Symonds spills on destructive Clarke feud
THEY once formed the ultimate odd couple of Australian cricket.
Andrew Symonds, the Queensland larrikin more at home in the outback and open ocean than in concrete jungles, and Michael Clarke, the city slicker who grew up in southwest Sydney but looked more suited to sitting with the latte-lovers at Bondi.
Symonds loved hunting, fishing and a cold beer. Clarke preferred earrings, Ferraris and fine wine.
"Roy", as he was known, sported dreadlocks. "Pup" ran with peroxide blond hair.
But despite the superficial differences and the six-year age gap the pair were tight. Often patrolling cover and point, you'd see Symonds and Clarke laugh as they created their own competition in the field, keeping score about who had the most stops.

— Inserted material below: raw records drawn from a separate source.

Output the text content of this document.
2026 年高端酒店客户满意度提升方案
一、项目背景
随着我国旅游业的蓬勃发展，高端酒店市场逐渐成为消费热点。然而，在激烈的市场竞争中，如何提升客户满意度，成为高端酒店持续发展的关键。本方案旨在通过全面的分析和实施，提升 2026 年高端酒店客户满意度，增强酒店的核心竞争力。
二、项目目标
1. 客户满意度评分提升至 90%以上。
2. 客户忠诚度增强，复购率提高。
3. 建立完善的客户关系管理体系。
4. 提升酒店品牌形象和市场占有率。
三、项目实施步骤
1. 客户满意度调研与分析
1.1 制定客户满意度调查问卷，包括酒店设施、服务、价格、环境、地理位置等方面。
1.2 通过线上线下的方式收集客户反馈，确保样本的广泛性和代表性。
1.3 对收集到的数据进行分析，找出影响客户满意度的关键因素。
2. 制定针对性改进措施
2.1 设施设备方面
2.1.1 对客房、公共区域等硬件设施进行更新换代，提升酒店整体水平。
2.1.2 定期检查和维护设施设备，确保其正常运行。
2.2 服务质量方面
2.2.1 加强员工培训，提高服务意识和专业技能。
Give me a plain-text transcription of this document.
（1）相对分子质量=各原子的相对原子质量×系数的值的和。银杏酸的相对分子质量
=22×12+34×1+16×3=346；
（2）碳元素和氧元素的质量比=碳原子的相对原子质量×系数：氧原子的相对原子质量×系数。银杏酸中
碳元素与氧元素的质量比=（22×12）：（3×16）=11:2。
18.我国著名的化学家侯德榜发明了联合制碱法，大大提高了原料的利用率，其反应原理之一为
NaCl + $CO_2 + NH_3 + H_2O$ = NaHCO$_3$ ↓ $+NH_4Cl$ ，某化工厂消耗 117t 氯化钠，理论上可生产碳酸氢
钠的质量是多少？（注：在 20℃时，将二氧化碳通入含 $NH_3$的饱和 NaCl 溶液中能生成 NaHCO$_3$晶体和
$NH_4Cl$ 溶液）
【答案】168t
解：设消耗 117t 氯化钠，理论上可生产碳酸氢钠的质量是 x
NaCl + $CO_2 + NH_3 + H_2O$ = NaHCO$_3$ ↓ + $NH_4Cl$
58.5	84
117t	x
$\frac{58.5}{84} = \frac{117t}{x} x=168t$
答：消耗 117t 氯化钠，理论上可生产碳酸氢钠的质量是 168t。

Keen rugby league fans, the pair would at times be seen mimicking a referee and laughing as they blew a knock on if the other person fumbled a ball.
But, if you believe it, all good things must come to an end - and the end to Symonds and Clarke's relationship came quicker and with more bitterness than anyone could have expected.
It's no secret Symonds enjoyed a good time - sometimes too good a time - in the same period when Clarke was being groomed as a future Australian captain. They were on different paths and it ultimately cost them their friendship.
Clarke tried to cover for Symonds when he turned up drunk to an ODI against Bangladesh in England in 2005, back when their bond was still strong. But in the years that followed, that goodwill ran out.
Symonds has admitted his career unravelled when he found himself in the middle of a racism storm against India at the start of 2008.
Harbhajan Singh was accused of calling him a "monkey" at the Sydney Test and the fallout - which saw Cricket Australia criticised for failing to support Symonds and the all-rounder feel guilty for dragging his teammates into the controversy - was the beginning of the end for Symonds' international career.
Midway through that year, he was dumped from Australia's World T20 squad for breaking a drinking ban and was later sent home from a one-day series for skipping a team meeting to go fishing when Clarke was filling in for Ricky Ponting as captain. He never played for Australia again.
Clarke was in a difficult spot. His love for Symonds ran deep but he couldn't be seen to be compromising team standards.
Addressing the breakdown of their relationship, Symonds accepted some of the responsibility for the two becoming distant, saying he was "out of line" at times.
"When he (Clarke) first came into the side I took him up north and went fishing and chasing pigs and riding motorbikes and all these sorts of things to give him an experience which he'd never had and he really enjoyed it," Symonds said.
"I enjoyed taking him and seeing him in that environment was at times very humorous. We had a lot of fun.
"It's something that probably happened over time, we grew apart for a number of reasons.
"We grew apart for the wrong reasons and I'll accept responsibility for the most part of that. Some of the things I did were probably out of line.
"Then things broke down for whatever reason, it's just the way it ended up."
Breaking point arrived in the West Indies a decade ago. In his autobiography My Story, Clarke referenced an incident where Symonds flew into a rage and threw a drink on him when talk turned to the big-hitter's leadership aspirations.
Asked whether the row erupted after Clarke told him it was time to turn in for the night, Symonds said the real reason he became furious was because a character assessment from Clarke missed the mark.
"I threw a drink on him. He didn't tell me to go to bed, he said something else but I threw a drink on him and what he said to me put me into a rage," Symonds said.
"What he said to me was nowhere near accurate and that immediate point is where he lost me and I lost him.
"Our friendship was destroyed in that moment.
"He'd said to me, not in these words, but he'd suggested I was a selfish player and a selfish person. The one thing I don't consider myself to be is that and that really annoyed me."
Their friendship may have come crashing down in that one moment, but the sour taste to their acrimonious split has lingered as the pair traded barbs in the years since.
Symonds criticised Clarke for not approaching former teammates before airing dirty laundry in his autobiography and after casting doubt on Clarke's leadership style in 2015, the former Aussie skipper hit back.
"Andrew Symonds went on TV to criticise my leadership. I'm sorry, but he is not a person to judge anyone on leadership," Clarke wrote in his 2015 Ashes Diary. "This is a guy who turned up drunk to play for his country. It's pretty rich for him to be throwing rocks."
Despite the ill will, Clarke said losing Symonds as a mate "killed" him. However, he refused to apologise for putting the team ahead of personal loyalties.
"Some former teammates will take his side, and feed his conviction that I let him down and put ambition ahead of mateship," Clarke wrote in My Story.
"I would say that he let me down too - that if he had understood mateship as a two-way street, he would have seen that I had to do what was right for the whole team."